The second value is that as we learn more about these basic quantum mechanical things like entanglement and hyper-entanglement and what that actually means, we have a much better understanding of all of physics or at least of quantum physics. And so, that’s a good thing in and of itself just to understand.

And the third benefit, which is related to the second benefit is that there’s a high likelihood that we’ll come up with other applications that we haven’t even thought of yet because a lot of the applications that I talked about five years ago didn’t exist. I mean people hadn’t thought about them. And so, because this is such a new field, and new things are coming up all the time, the better understanding that we have of the basic principles, the better we’re going to be able to see or to realize those other applications when they come along.

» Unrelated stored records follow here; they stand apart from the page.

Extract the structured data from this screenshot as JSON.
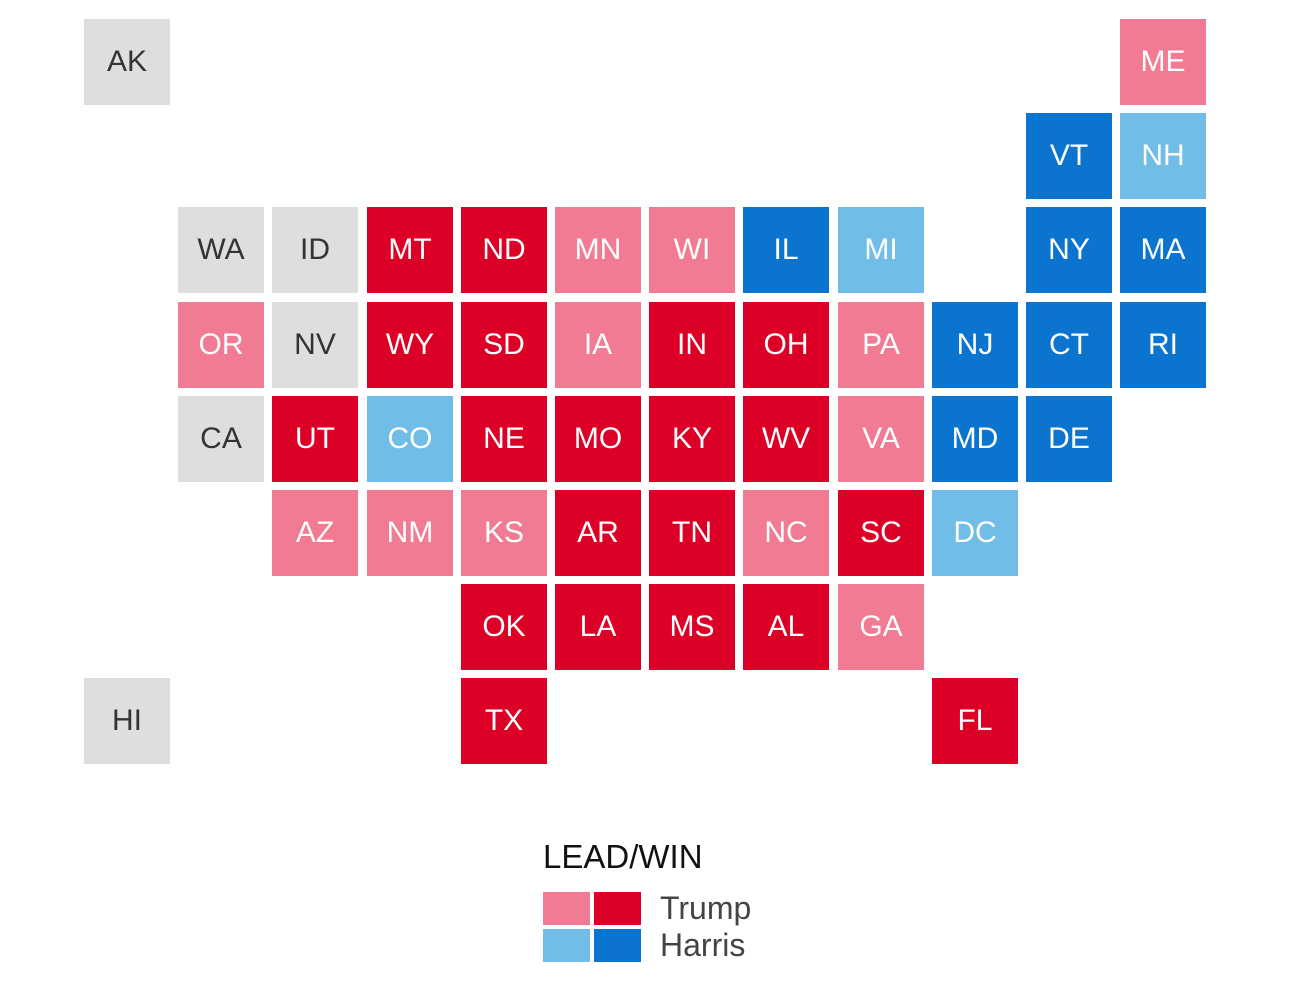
{
  "colors": {
    "trump_win": "#dc0026",
    "trump_lead": "#f07b92",
    "harris_win": "#0a74cf",
    "harris_lead": "#70bde8",
    "no_result": "#dedede"
  },
  "states": [
    {
      "abbr": "AK",
      "status": "no_result"
    },
    {
      "abbr": "ME",
      "status": "trump_lead"
    },
    {
      "abbr": "VT",
      "status": "harris_win"
    },
    {
      "abbr": "NH",
      "status": "harris_lead"
    },
    {
      "abbr": "WA",
      "status": "no_result"
    },
    {
      "abbr": "ID",
      "status": "no_result"
    },
    {
      "abbr": "MT",
      "status": "trump_win"
    },
    {
      "abbr": "ND",
      "status": "trump_win"
    },
    {
      "abbr": "MN",
      "status": "trump_lead"
    },
    {
      "abbr": "WI",
      "status": "trump_lead"
    },
    {
      "abbr": "IL",
      "status": "harris_win"
    },
    {
      "abbr": "MI",
      "status": "harris_lead"
    },
    {
      "abbr": "NY",
      "status": "harris_win"
    },
    {
      "abbr": "MA",
      "status": "harris_win"
    },
    {
      "abbr": "OR",
      "status": "trump_lead"
    },
    {
      "abbr": "NV",
      "status": "no_result"
    },
    {
      "abbr": "WY",
      "status": "trump_win"
    },
    {
      "abbr": "SD",
      "status": "trump_win"
    },
    {
      "abbr": "IA",
      "status": "trump_lead"
    },
    {
      "abbr": "IN",
      "status": "trump_win"
    },
    {
      "abbr": "OH",
      "status": "trump_win"
    },
    {
      "abbr": "PA",
      "status": "trump_lead"
    },
    {
      "abbr": "NJ",
      "status": "harris_win"
    },
    {
      "abbr": "CT",
      "status": "harris_win"
    },
    {
      "abbr": "RI",
      "status": "harris_win"
    },
    {
      "abbr": "CA",
      "status": "no_result"
    },
    {
      "abbr": "UT",
      "status": "trump_win"
    },
    {
      "abbr": "CO",
      "status": "harris_lead"
    },
    {
      "abbr": "NE",
      "status": "trump_win"
    },
    {
      "abbr": "MO",
      "status": "trump_win"
    },
    {
      "abbr": "KY",
      "status": "trump_win"
    },
    {
      "abbr": "WV",
      "status": "trump_win"
    },
    {
      "abbr": "VA",
      "status": "trump_lead"
    },
    {
      "abbr": "MD",
      "status": "harris_win"
    },
    {
      "abbr": "DE",
      "status": "harris_win"
    },
    {
      "abbr": "AZ",
      "status": "trump_lead"
    },
    {
      "abbr": "NM",
      "status": "trump_lead"
    },
    {
      "abbr": "KS",
      "status": "trump_lead"
    },
    {
      "abbr": "AR",
      "status": "trump_win"
    },
    {
      "abbr": "TN",
      "status": "trump_win"
    },
    {
      "abbr": "NC",
      "status": "trump_lead"
    },
    {
      "abbr": "SC",
      "status": "trump_win"
    },
    {
      "abbr": "DC",
      "status": "harris_lead"
    },
    {
      "abbr": "OK",
      "status": "trump_win"
    },
    {
      "abbr": "LA",
      "status": "trump_win"
    },
    {
      "abbr": "MS",
      "status": "trump_win"
    },
    {
      "abbr": "AL",
      "status": "trump_win"
    },
    {
      "abbr": "GA",
      "status": "trump_lead"
    },
    {
      "abbr": "HI",
      "status": "no_result"
    },
    {
      "abbr": "TX",
      "status": "trump_win"
    },
    {
      "abbr": "FL",
      "status": "trump_win"
    }
  ],
  "legend": {
    "title": "LEAD/WIN",
    "rows": [
      {
        "label": "Trump",
        "lead_status": "trump_lead",
        "win_status": "trump_win"
      },
      {
        "label": "Harris",
        "lead_status": "harris_lead",
        "win_status": "harris_win"
      }
    ]
  }
}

**Interviewer: Will quantum computers replace classical computers?**

**PAUL:** So, quantum computers are much, much more powerful than classical computers, but only for very specific problems. And so, a quantum computer is not likely to ever replace a classical computer. One thing people use computers for all the time now is maybe writing a web blog. And that means you’re making copies of that information for lots of people. And one thing that’s very different about quantum information than classical information is that you cannot copy it. That’s why it’s useful for quantum cryptography because you can’t copy it. An eavesdropper cannot copy that information. So, in that sense, you’re never going to be using quantum computers to do web blogging, for example. But what quantum computers are good for is they can solve some mathematical problems like factoring numbers into their prime constituents. That’s like saying fifteen is equal to three times five- and the reason you care about that is that that problem is at the heart of all of classical encryption. So, whenever you encrypt anything on the internet, it’s relying on that being a hard problem; whereas, it turns out it’s an easy problem if you have a quantum computer. Quantum computers are also good at doing simulations and basically solving quantum mechanics problems.